Culture - Le Sénat grignote les fouilles d'archéologie préventive
Dans le parcours très chahuté du projet de loi de mobilisation pour le logement et la lutte contre l'exclusion, un amendement est passé inaperçu. Il est vrai qu'il ne concerne qu'indirectement le logement social, mais a beaucoup plus à voir avec la préservation du patrimoine archéologique. Présenté par Daniel Dubois, sénateur de la Somme, et adopté sans difficulté, il complète l'article L.531-6 du Code du patrimoine, en y insérant un alinéa prévoyant que "si dans les six mois qui suivent l'arrêté d'autorisation de fouilles sur des terrains destinés à la construction de logements sociaux aucune opération de fouilles n'a été engagée, l'autorité administrative prononce le retrait de l'autorisation".
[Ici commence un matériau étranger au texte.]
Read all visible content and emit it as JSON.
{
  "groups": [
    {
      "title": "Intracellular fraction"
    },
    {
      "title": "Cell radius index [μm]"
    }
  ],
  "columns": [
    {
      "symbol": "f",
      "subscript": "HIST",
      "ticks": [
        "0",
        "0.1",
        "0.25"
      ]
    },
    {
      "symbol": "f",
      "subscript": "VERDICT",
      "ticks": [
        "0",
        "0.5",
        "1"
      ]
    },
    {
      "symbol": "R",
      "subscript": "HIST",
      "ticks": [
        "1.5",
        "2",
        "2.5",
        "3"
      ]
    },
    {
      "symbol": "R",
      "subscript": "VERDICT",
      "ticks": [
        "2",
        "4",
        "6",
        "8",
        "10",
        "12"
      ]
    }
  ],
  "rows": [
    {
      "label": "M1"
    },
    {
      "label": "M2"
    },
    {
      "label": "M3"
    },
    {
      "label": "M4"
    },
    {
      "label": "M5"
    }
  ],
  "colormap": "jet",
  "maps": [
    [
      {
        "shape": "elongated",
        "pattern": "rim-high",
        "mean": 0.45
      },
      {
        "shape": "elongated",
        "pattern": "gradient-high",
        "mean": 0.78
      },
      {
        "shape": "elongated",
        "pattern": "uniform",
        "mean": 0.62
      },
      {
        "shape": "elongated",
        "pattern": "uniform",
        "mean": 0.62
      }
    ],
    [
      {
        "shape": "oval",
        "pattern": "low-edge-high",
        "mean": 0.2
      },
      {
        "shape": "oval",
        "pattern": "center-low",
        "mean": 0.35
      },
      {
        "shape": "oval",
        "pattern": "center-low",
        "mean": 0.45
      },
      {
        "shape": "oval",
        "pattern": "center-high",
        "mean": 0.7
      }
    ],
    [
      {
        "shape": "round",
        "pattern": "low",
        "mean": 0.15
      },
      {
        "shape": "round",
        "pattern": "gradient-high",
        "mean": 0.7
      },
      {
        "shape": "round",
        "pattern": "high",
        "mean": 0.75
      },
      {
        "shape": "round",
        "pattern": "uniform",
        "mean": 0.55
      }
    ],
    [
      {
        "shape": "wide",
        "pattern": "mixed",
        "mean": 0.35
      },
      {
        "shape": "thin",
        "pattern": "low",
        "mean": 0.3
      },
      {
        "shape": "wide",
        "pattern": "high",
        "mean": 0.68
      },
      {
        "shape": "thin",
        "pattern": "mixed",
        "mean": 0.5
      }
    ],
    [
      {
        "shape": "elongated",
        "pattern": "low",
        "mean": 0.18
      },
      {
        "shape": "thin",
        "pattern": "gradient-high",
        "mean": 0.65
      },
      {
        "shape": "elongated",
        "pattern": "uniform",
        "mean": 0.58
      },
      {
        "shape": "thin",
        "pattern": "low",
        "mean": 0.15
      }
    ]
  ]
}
Ce texte d'apparence anodine et ajouté pour la bonne cause - la construction rapide de logements sociaux - est en fait la première brèche dans le dispositif des fouilles d'archéologie préventive. Jusqu'à présent, l'article L.531-6 du Code du patrimoine ne prévoit en effet que deux cas de figure pouvant justifier un retrait de l'autorisation de fouilles : "si les prescriptions imposées pour l'exécution des recherches ou pour la conservation des découvertes faites ne sont pas observées" et "si, en raison de l'importance de ces découvertes, l'autorité administrative estime devoir poursuivre elle-même l'exécution des fouilles ou procéder à l'acquisition des terrains". De plus, dans ces deux cas, dès que l'administration notifie son intention de provoquer le retrait de l'autorisation, "les terrains où étaient réalisées les fouilles sont considérés comme classés parmi les monuments historiques et tous les effets du classement leur sont applicables" jusqu'à la décision finale. La disposition introduite par l'amendement sénatorial est beaucoup plus expéditive, puisqu'elle fait au contraire retomber le terrain dans le droit commun et autorise de fait la reprise des travaux de construction des logements sociaux.
Dans son rôle de représentant des collectivités territoriales, le Sénat avait déjà à plusieurs reprises tenté d'assouplir le dispositif - il est vrai assez rigide - régissant les fouilles d'archéologie préventive. Les tentatives visaient d'ailleurs moins le principe de ces fouilles que la lenteur de leur mise en oeuvre - plusieurs mois peuvent s'écouler entre la décision d'autoriser les fouilles et le début de leur exécution. L'Institut national de recherches archéologiques préventives (Inrap) - lui aussi régulièrement dans le collimateur du Sénat - fait valoir le manque de moyens pour expliquer ces délais. Le renforcement de ses moyens, pas plus que l'introduction d'opérateurs privés ou gérés directement par les collectivités, n'ont suffi à améliorer la situation de façon significative. De leur côté, les collectivités mettent en avant l'impact budgétaire et organisationnel de ces retards qui paralysent d'importantes opérations d'aménagement ou de rénovation urbaine.
Le rapporteur de la commission des affaires économiques s'est déclaré favorable à cet amendement. Manifestement peu au fait du débat sur l'archéologie préventive, la ministre du Logement s'est dite "très sensible" aux arguments avancés et persuadée "que tous les élus présents dans cet hémicycle pourraient tenir les mêmes propos", avant de s'en remettre à la sagesse du Sénat. Sa collègue de la Culture pourrait bien avoir une vision différente. Une hypothèse d'ailleurs prise en compte par l'auteur de l'amendement, qui a lui-même entrouvert une porte en affirmant que "d'ici à la réunion de la commission mixte paritaire, la réflexion va s'affiner".
Jean-Noël Escudié / PCA
Référence : article 10 bis (nouveau) du projet de loi de mobilisation pour le logement et la lutte contre l'exclusion (texte examiné en première lecture par le Sénat depuis le 14 octobre 2008).